The latest on good bacteria

Those of you who know me know that I’m a huge fan of bacteriological trivia (i.e., the cells in your body are outnumbered 10-1 by bacterial cells) and that I’m a big fan of “good” bacteria.  In fact, ever since I read Good Germs, Bad Germs (great book, by the way) I’ve been taking Lactobacillus Rhamnosus GG every day and am pretty sure I’m the healthier for it.  (There’s double-blind placebo controlled studies about is efficacy– I don’t go for snake oil).  Kim, who is prone to stomach upset, has definitely noticed an improvement.   Anyway, interesting article in today’s Post about scientists working on a new “good bacteria” that kills salmonella on the surface of fruits.  Apparently, in the lab, it even works against the nasty E. Coli.

“This is highly efficient weaponry, right here,” said Brown, pointing to pipettes filled with the “good” bacteria suspended in a saline solution that will be dripped onto the contaminated tomatoes.

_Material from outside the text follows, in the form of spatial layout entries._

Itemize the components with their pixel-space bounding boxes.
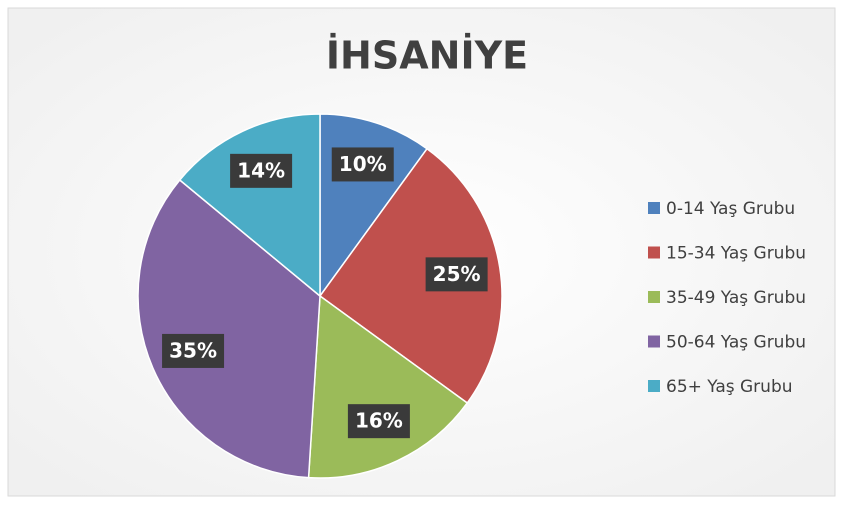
legend-label: 50-64 Yaş Grubu (666, 333, 806, 353)
data-label: 25% (433, 262, 481, 286)
legend-swatch (648, 202, 660, 214)
legend-swatch (648, 246, 660, 259)
chart-title: İHSANİYE (326, 34, 528, 78)
legend-label: 65+ Yaş Grubu (666, 377, 793, 397)
data-label-box (331, 147, 394, 182)
data-label: 14% (237, 158, 285, 182)
legend-label: 15-34 Yaş Grubu (666, 244, 806, 264)
legend-swatch (648, 335, 660, 348)
legend-label: 35-49 Yaş Grubu (666, 288, 806, 308)
data-label: 35% (169, 338, 217, 362)
data-label-box (162, 333, 225, 368)
data-label-box (230, 153, 293, 188)
data-label: 10% (339, 152, 387, 176)
pie-slice (318, 147, 503, 405)
data-label-box (347, 404, 410, 439)
legend-label: 0-14 Yaş Grubu (666, 199, 795, 219)
data-label: 16% (355, 409, 403, 433)
pie-slice (137, 178, 321, 479)
legend-swatch (648, 291, 660, 303)
legend-swatch (648, 380, 660, 392)
data-label-box (425, 257, 488, 292)
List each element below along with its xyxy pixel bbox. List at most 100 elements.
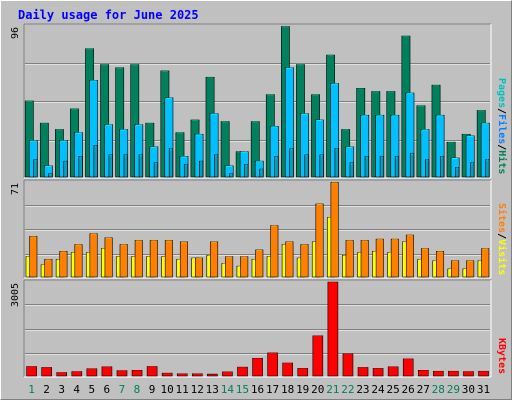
sites-bar [405,234,414,278]
day-label: 12 [191,383,204,396]
sites-bar [89,233,98,278]
pages-bar-fill [289,148,294,178]
pages-bar [470,162,475,178]
sites-bar-fill [210,241,219,278]
pages-bar-fill [63,160,68,178]
kbytes-bar [116,370,128,377]
sites-bar [149,240,158,278]
pages-bar [440,156,445,178]
sites-bar-fill [179,241,188,278]
pages-bar-fill [364,156,369,178]
sites-bar [360,240,369,278]
pages-bar [168,148,174,178]
pages-bar [485,159,490,178]
day-label: 29 [447,383,460,396]
kbytes-bar [71,371,83,377]
sites-bar [179,241,188,278]
pages-bar-fill [168,148,174,178]
kbytes-bar-fill [297,368,309,377]
pages-bar [78,156,83,178]
pages-bar-fill [259,168,264,178]
sites-bar-fill [149,240,158,278]
sites-bar-fill [270,225,279,278]
y-max-label: 96 [10,27,21,40]
pages-bar-fill [244,164,249,178]
files-bar [149,146,159,178]
sites-bar-fill [315,203,324,278]
sites-bar [119,244,128,278]
day-label: 2 [43,383,50,396]
kbytes-bar-fill [252,357,263,377]
sites-bar [330,182,339,278]
sites-bar [225,256,234,278]
sites-bar [240,256,249,278]
pages-bar [138,154,143,178]
sites-bar [164,240,173,278]
sites-bar [481,248,490,278]
kbytes-bar [237,366,248,377]
day-label: 24 [371,383,385,396]
sites-bar [466,260,475,278]
pages-bar [153,162,159,178]
kbytes-bar-fill [146,366,158,377]
day-label: 15 [236,383,249,396]
sites-bar-fill [466,260,475,278]
legend-label: Pages [496,78,507,109]
sites-bar [375,238,384,278]
pages-bar [259,168,264,178]
kbytes-bar [207,373,218,377]
sites-bar-fill [225,256,234,278]
sites-bar [390,238,399,278]
files-bar [164,97,174,178]
sites-bar-fill [436,251,445,278]
day-label: 27 [417,383,430,396]
pages-bar [199,160,204,178]
kbytes-bar [56,372,68,377]
files-bar [435,114,445,178]
sites-bar-fill [29,236,38,278]
kbytes-bar [297,368,309,377]
pages-bar [349,162,354,178]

He presented the initial findings of his research at an international salmonella conference this month in France. “The beauty is that we take
something alive and organic and put it back into the field, and by itself, it will kill other bacteria. We’re right on the edge of this.” It’s a variation on the “enemy of my enemy” philosophy, with scientists like Brown cultivating hostile relatives of harmful bacteria to perform a sort of microscopic fratricide before the bugs can harm humans.

While Brown’s findings haven’t been applied outside the laboratory yet, in his experiments the microorganisms obliterate not only salmonella on tomatoes but also several other pathogens blamed for food-borne illnesses, including listeria and E. coli O15:H7. So far, only vibrio, the bacterium found in warm seawater that can contaminate
oysters and other seafood, has stood its ground against Brown’s bacteria.  Obviously, if this works well at a commercial level, this would be a huge advance for public health. For now, just more “good” bacteria trivia to bore my friends with.